The dark clouds of Covid have led many people to reassess their priorities. In December 2020, Time magazine ran an article headlined Why the COVID-19 Pandemic has Caused a Widespread Existential Crisis. The article suggests the enforced time at home allowed people to reflect.
Psychiatric professor Jacqueline Gollan from Northwestern University said people were biased towards action. When nothing appears to be happening, we have a strong need to do something.
Jewellers report selling more engagement rings. New online businesses are opening. Rural properties are selling fast.
Marriages are down on previous years, probably due to the limits on numbers at weddings rather than a lack of commitment.
In short, the pandemic has led many of us to take stock and make life-changing decisions.
In this reflective mood, we can learn from Bronnie Ware, an Australian nurse who spent many years supporting terminally ill people at home.

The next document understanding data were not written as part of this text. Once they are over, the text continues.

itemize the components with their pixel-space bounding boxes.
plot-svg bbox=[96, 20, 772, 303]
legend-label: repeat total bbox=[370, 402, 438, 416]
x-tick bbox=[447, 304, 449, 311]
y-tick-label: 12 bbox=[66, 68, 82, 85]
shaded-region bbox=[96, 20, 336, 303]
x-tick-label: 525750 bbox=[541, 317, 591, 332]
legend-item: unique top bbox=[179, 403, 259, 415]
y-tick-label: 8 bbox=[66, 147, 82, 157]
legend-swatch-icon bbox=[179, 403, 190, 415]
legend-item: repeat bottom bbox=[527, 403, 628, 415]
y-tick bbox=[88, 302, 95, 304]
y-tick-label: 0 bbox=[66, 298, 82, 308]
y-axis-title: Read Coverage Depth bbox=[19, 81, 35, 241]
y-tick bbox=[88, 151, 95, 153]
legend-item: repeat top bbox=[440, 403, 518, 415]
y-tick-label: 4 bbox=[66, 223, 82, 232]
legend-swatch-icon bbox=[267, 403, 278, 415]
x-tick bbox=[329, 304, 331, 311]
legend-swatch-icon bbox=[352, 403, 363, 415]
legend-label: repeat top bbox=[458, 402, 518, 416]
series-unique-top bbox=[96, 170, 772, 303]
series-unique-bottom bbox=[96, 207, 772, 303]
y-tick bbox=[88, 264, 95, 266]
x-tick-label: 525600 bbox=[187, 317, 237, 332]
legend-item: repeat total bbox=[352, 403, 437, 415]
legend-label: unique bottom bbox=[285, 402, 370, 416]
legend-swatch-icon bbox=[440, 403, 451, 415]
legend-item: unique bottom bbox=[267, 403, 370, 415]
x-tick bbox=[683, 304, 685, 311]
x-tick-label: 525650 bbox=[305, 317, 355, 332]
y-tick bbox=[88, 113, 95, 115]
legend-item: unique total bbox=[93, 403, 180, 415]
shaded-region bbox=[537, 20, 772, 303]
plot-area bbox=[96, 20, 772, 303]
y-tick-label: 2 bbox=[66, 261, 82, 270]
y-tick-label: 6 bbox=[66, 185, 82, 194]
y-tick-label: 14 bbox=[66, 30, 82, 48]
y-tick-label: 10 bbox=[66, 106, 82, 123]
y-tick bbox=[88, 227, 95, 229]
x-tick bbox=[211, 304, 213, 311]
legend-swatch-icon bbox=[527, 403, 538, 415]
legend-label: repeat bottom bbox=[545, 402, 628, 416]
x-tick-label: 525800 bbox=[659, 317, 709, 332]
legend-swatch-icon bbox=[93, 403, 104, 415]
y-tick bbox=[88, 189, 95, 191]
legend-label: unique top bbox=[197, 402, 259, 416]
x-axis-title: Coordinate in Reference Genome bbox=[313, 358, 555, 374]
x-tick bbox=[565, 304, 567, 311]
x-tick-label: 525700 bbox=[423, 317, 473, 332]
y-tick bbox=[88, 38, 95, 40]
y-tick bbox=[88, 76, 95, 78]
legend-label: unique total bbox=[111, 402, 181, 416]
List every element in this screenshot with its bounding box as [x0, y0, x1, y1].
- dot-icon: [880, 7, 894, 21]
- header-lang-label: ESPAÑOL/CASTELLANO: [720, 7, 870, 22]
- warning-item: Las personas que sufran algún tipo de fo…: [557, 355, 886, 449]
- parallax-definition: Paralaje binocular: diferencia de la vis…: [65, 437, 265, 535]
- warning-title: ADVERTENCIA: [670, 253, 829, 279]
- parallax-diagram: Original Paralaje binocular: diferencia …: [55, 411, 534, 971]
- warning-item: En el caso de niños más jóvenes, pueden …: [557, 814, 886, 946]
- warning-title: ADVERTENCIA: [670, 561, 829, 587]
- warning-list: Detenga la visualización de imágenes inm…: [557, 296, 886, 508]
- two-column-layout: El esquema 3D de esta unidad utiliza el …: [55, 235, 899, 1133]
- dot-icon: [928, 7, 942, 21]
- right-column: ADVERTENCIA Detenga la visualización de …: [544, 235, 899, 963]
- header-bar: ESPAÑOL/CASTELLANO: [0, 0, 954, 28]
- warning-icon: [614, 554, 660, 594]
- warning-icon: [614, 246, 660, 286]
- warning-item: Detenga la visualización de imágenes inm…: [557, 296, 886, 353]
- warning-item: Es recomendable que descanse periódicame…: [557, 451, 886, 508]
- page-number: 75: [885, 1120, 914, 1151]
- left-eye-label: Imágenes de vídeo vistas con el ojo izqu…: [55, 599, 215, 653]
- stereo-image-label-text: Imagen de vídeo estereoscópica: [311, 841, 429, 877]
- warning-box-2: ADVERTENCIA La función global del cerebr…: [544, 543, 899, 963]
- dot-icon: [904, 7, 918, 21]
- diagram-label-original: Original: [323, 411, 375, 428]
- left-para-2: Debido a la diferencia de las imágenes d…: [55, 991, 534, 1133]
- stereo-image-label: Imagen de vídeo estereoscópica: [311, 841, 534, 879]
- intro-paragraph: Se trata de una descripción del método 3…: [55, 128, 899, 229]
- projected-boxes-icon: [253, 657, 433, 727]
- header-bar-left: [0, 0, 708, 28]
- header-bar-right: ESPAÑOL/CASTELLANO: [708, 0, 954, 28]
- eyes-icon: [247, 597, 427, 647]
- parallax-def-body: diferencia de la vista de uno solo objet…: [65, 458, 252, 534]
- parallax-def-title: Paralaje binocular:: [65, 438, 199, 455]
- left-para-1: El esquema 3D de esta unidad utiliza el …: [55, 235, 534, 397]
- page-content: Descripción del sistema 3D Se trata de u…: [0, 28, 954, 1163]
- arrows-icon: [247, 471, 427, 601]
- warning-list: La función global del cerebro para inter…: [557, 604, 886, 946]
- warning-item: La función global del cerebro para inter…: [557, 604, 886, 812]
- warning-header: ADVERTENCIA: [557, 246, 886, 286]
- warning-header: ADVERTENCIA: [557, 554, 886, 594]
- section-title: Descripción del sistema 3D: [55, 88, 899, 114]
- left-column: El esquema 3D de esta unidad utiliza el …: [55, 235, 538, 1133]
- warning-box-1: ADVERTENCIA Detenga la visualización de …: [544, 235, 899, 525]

She formed strong friendships and listened to their stories and regrets in their final months. This led her to write The Top Five Regrets of the Dying in 2012.
The book is a tool to help the living check in and hit the reset button. Regret No.1 was “I wish I’d had the courage to live a life true to myself, not the life others expected of me”.
Many of Ware’s patients were angry with themselves for letting other people’s expectations rule them. They were now too ill to fulfil their neglected dreams.
This regret of not living a life true to themselves was the most common.
These words can also hold true for many elderly people with reduced mobility and poor physical health.
They may feel some goals and dreams have passed them by. Add Covid restrictions to this and life can seem pretty narrow.
In this situation, a friend, family member or carer can help by listening to their regrets.
When people express guilt or anger about not living true to their heart, do not argue with them. Do not attempt to talk them out of their feelings. Their feelings are valid. Just listen.
Many people learn to be self-compassionate in these final months. They stop blaming themselves for what they didn’t do or achieve.
Ware found that this act of treating yourself with kindness led to peace and emotional healing.
Another common regret was “I wish I’d stayed in touch with my friends”.
If a loved one expresses this, encourage them to reminisce. Perhaps it’s not too late to reconnect with some of these people. Letters, phone calls, Skype, it’s all possible.
Loneliness is painful. We all need to feel bonded to other people, especially now. There are new friends and old friends.
Long-time friends are especially valuable as they can share your history and your jokes. Hang on to them.
Like Ware, other palliative care professionals report the overwhelming emotion that dying people express is regret.
One way to address this is to write down a set of goals before becoming too frail to act on them.
We have all learnt that life is uncertain. A list gets ideas out of your head and on to paper. A written list can reduce anxiety and remind you that you have agency in your life.
Lists are personal. They can vary from small actions to ambitious plans.
Prioritise your list, put it into action and review it regularly.